Crise au Soudan: accord entre militaires et contestataires sur une déclaration constitutionnelle

Crise au Soudan - Accord entre militaires et contestataires sur une déclaration constitutionnelle
03 août 2019 à 05:24 - mise à jour 03 août 2019 à 05:24Temps de lecture1 min
Par Belga

Le Conseil militaire qui dirige le Soudan et les leaders de la contestation sont parvenus à un accord sur une déclaration constitutionnelle qui ouvre la voie à un transfert du pouvoir aux civils, a annoncé samedi le médiateur de l'Union africaine, Mohamed El Hacen Lebatt.

Peu après cette annonce, une foule s'est rassemblée à l'extérieur de la salle de négociation à Khartoum en brandissant des drapeaux soudanais aux cris de "civils, civils", a rapporté un correspondant de l'AFP. Des femmes lançaient des youyous et un concert de klaxons retentissait dans les rues de la capitale.

"Nous voulons un Etat civil qui nous obtienne une juste réparation pour les meurtres de nos enfants", a déclaré à l'AFP une manifestante, Somaiya Sadeq.
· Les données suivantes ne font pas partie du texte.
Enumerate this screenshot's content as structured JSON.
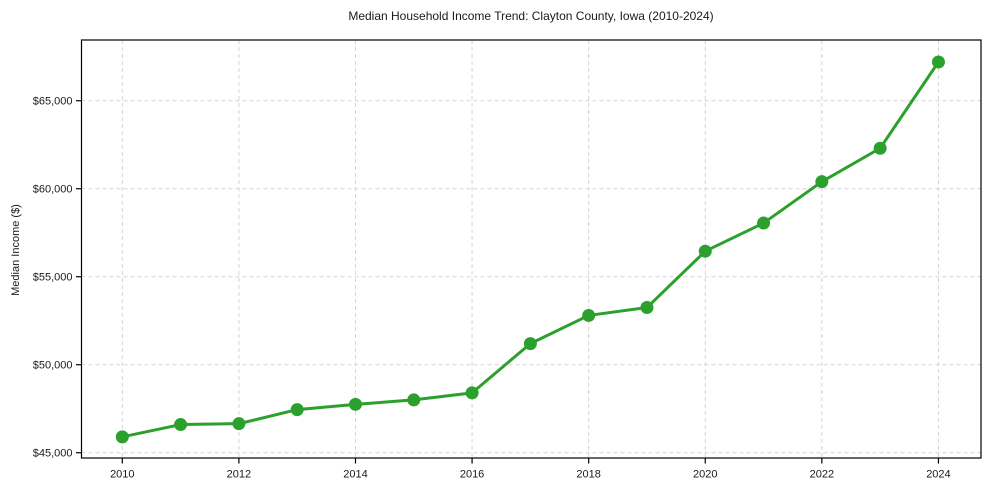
{
  "figure": {
    "title": "Median Household Income Trend: Clayton County, Iowa (2010-2024)"
  },
  "chart_data": {
    "type": "line",
    "title": "Median Household Income Trend: Clayton County, Iowa (2010-2024)",
    "xlabel": "",
    "ylabel": "Median Income ($)",
    "x": [
      2010,
      2011,
      2012,
      2013,
      2014,
      2015,
      2016,
      2017,
      2018,
      2019,
      2020,
      2021,
      2022,
      2023,
      2024
    ],
    "series": [
      {
        "name": "Median Household Income",
        "color": "#2ca02c",
        "values": [
          45900,
          46600,
          46650,
          47450,
          47750,
          48000,
          48400,
          51200,
          52800,
          53250,
          56450,
          58050,
          60400,
          62300,
          67200
        ]
      }
    ],
    "xticks": [
      2010,
      2012,
      2014,
      2016,
      2018,
      2020,
      2022,
      2024
    ],
    "yticks": [
      45000,
      50000,
      55000,
      60000,
      65000
    ],
    "ytick_labels": [
      "$45,000",
      "$50,000",
      "$55,000",
      "$60,000",
      "$65,000"
    ],
    "xlim": [
      2009.3,
      2024.73
    ],
    "ylim": [
      44700,
      68450
    ],
    "grid": true,
    "grid_style": "dashed",
    "legend": false,
    "marker": "circle",
    "colors": {
      "line": "#2ca02c",
      "grid": "#d5d5d5",
      "axis": "#000000",
      "text": "#1a1a1a",
      "background": "#ffffff"
    }
  }
}
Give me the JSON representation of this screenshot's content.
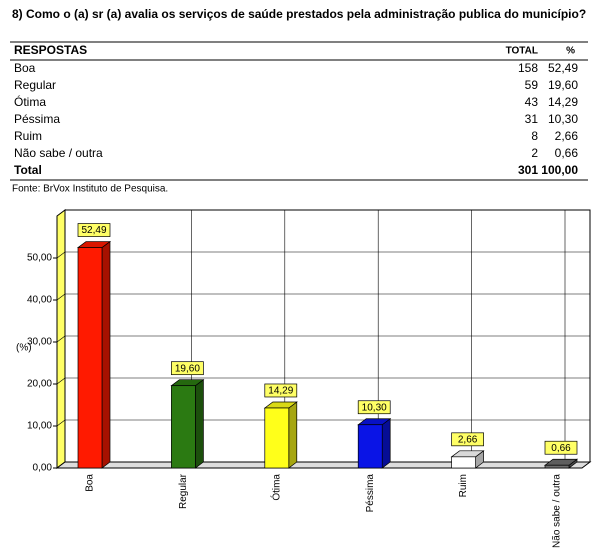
{
  "title": "8) Como o (a) sr (a) avalia os serviços de saúde prestados pela administração publica do município?",
  "table": {
    "columns": [
      "RESPOSTAS",
      "TOTAL",
      "%"
    ],
    "rows": [
      [
        "Boa",
        158,
        "52,49"
      ],
      [
        "Regular",
        59,
        "19,60"
      ],
      [
        "Ótima",
        43,
        "14,29"
      ],
      [
        "Péssima",
        31,
        "10,30"
      ],
      [
        "Ruim",
        8,
        "2,66"
      ],
      [
        "Não sabe / outra",
        2,
        "0,66"
      ]
    ],
    "total": [
      "Total",
      301,
      "100,00"
    ]
  },
  "source": "Fonte: BrVox Instituto de Pesquisa.",
  "chart_data": {
    "type": "bar3d",
    "ylabel": "(%)",
    "categories": [
      "Boa",
      "Regular",
      "Ótima",
      "Péssima",
      "Ruim",
      "Não sabe / outra"
    ],
    "values": [
      52.49,
      19.6,
      14.29,
      10.3,
      2.66,
      0.66
    ],
    "value_labels": [
      "52,49",
      "19,60",
      "14,29",
      "10,30",
      "2,66",
      "0,66"
    ],
    "colors": [
      "#ff1a00",
      "#2b7a12",
      "#ffff1a",
      "#0a14e6",
      "#ffffff",
      "#6e6e6e"
    ],
    "ylim": [
      0,
      60
    ],
    "yticks": [
      {
        "value": 0,
        "label": "0,00"
      },
      {
        "value": 10,
        "label": "10,00"
      },
      {
        "value": 20,
        "label": "20,00"
      },
      {
        "value": 30,
        "label": "30,00"
      },
      {
        "value": 40,
        "label": "40,00"
      },
      {
        "value": 50,
        "label": "50,00"
      }
    ],
    "grid": true
  }
}
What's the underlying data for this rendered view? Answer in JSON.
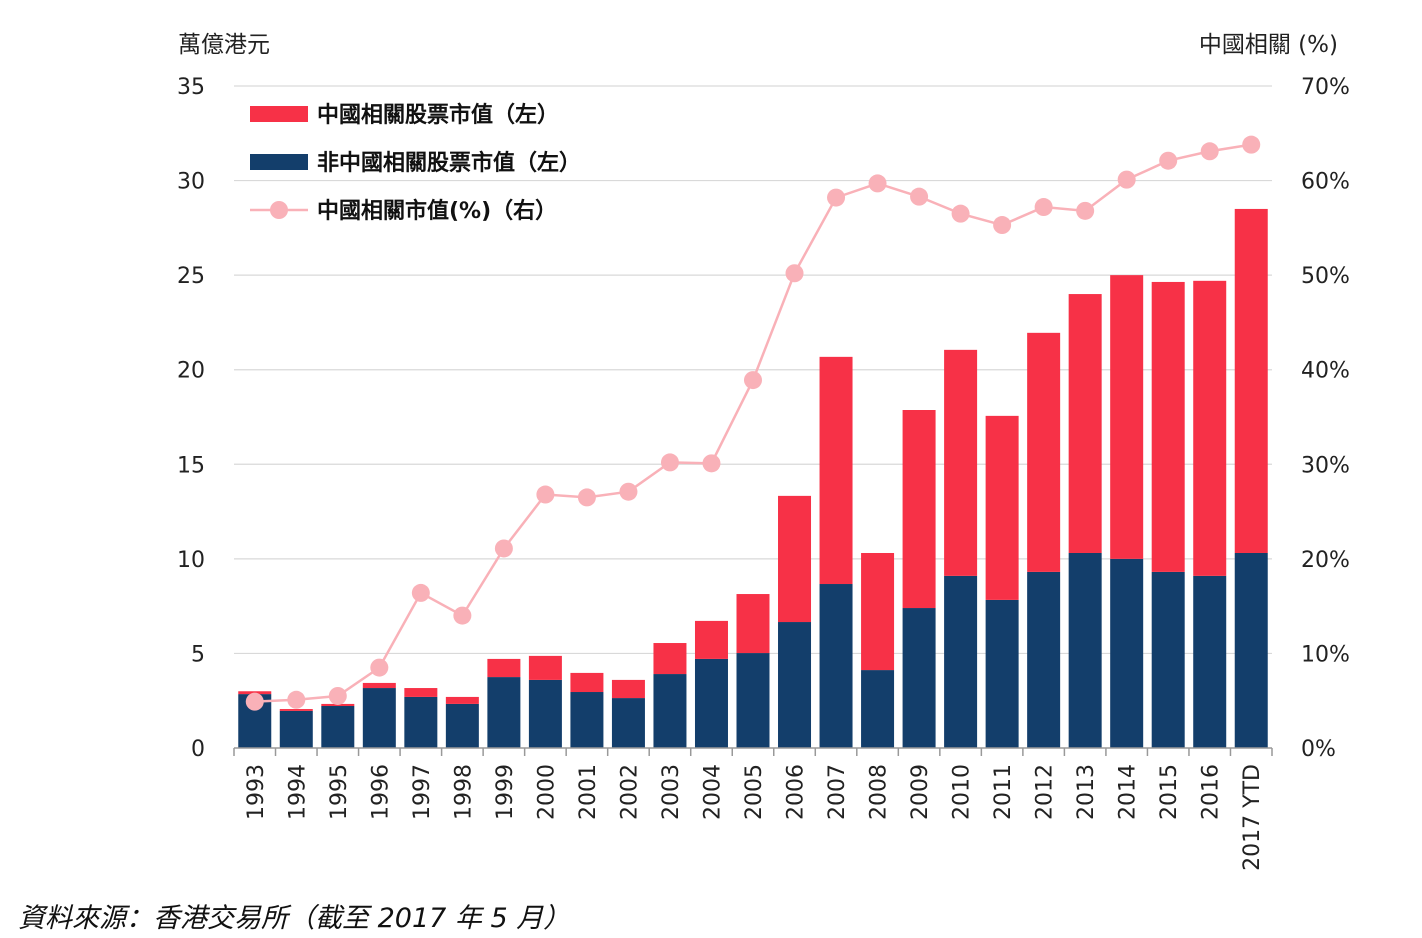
{
  "chart_data": {
    "type": "bar",
    "stacked": true,
    "left_axis_label": "萬億港元",
    "right_axis_label": "中國相關 (%)",
    "left_ylim": [
      0,
      35
    ],
    "right_ylim": [
      0,
      70
    ],
    "left_ticks": [
      "0",
      "5",
      "10",
      "15",
      "20",
      "25",
      "30",
      "35"
    ],
    "right_ticks": [
      "0%",
      "10%",
      "20%",
      "30%",
      "40%",
      "50%",
      "60%",
      "70%"
    ],
    "grid": true,
    "legend_position": "top-left",
    "categories": [
      "1993",
      "1994",
      "1995",
      "1996",
      "1997",
      "1998",
      "1999",
      "2000",
      "2001",
      "2002",
      "2003",
      "2004",
      "2005",
      "2006",
      "2007",
      "2008",
      "2009",
      "2010",
      "2011",
      "2012",
      "2013",
      "2014",
      "2015",
      "2016",
      "2017 YTD"
    ],
    "series": [
      {
        "name": "非中國相關股票市值（左）",
        "type": "bar",
        "axis": "left",
        "color": "#133e6b",
        "values": [
          2.85,
          1.96,
          2.22,
          3.17,
          2.7,
          2.33,
          3.75,
          3.6,
          2.96,
          2.64,
          3.91,
          4.71,
          5.02,
          6.66,
          8.67,
          4.12,
          7.4,
          9.1,
          7.83,
          9.31,
          10.31,
          10.0,
          9.31,
          9.1,
          10.31
        ]
      },
      {
        "name": "中國相關股票市值（左）",
        "type": "bar",
        "axis": "left",
        "color": "#f73147",
        "values": [
          0.15,
          0.1,
          0.11,
          0.27,
          0.47,
          0.37,
          0.96,
          1.27,
          1.01,
          0.96,
          1.64,
          2.01,
          3.12,
          6.67,
          12.01,
          6.19,
          10.47,
          11.95,
          9.73,
          12.64,
          13.69,
          15.0,
          15.33,
          15.6,
          18.19
        ]
      },
      {
        "name": "中國相關市值(%)（右）",
        "type": "line",
        "axis": "right",
        "color": "#f9b1b8",
        "values": [
          4.9,
          5.1,
          5.5,
          8.5,
          16.4,
          14.0,
          21.1,
          26.8,
          26.5,
          27.1,
          30.2,
          30.1,
          38.9,
          50.2,
          58.2,
          59.7,
          58.3,
          56.5,
          55.3,
          57.2,
          56.8,
          60.1,
          62.1,
          63.1,
          63.8
        ]
      }
    ],
    "legend": [
      {
        "label": "中國相關股票市值（左）",
        "color": "#f73147",
        "kind": "bar"
      },
      {
        "label": "非中國相關股票市值（左）",
        "color": "#133e6b",
        "kind": "bar"
      },
      {
        "label": "中國相關市值(%)（右）",
        "color": "#f9b1b8",
        "kind": "line"
      }
    ]
  },
  "source_note": "資料來源：香港交易所（截至 2017 年 5 月）"
}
L'accord, qui sera signé au cours d'une cérémonie, est intervenu après deux jours de pourparlers à Khartoum sur la transition politique au Soudan entre l'Alliance pour la liberté et le changement (ALC), fer de lance de la contestation, et le Conseil militaire mis en place après la chute du président Omar el-Béchir le 11 avril.

Un premier accord survenu en juillet 

Au terme de très difficiles négociations, les deux camps s'étaient déjà mis d'accord début juillet sur la création d'un Conseil souverain composé de cinq militaires et six civils chargé de mener la transition pendant un peu plus de trois ans.

Les points encore en suspens portaient sur les pouvoirs de ce Conseil souverain, sur le déploiement des forces de sécurité et l'immunité de généraux impliqués dans la répression de la contestation, notamment la dispersion meurtrière du sit-in devant l'armée le 3 juin à Khartoum.

Au moins 127 manifestants avaient alors été tués, selon le comité de médecins proches de la contestation. Une enquête officielle a conclu à l'implication de membres des redoutées Forces de soutien rapide (RSF), lesquelles ont nié toute responsabilité et dénoncé une manipulation.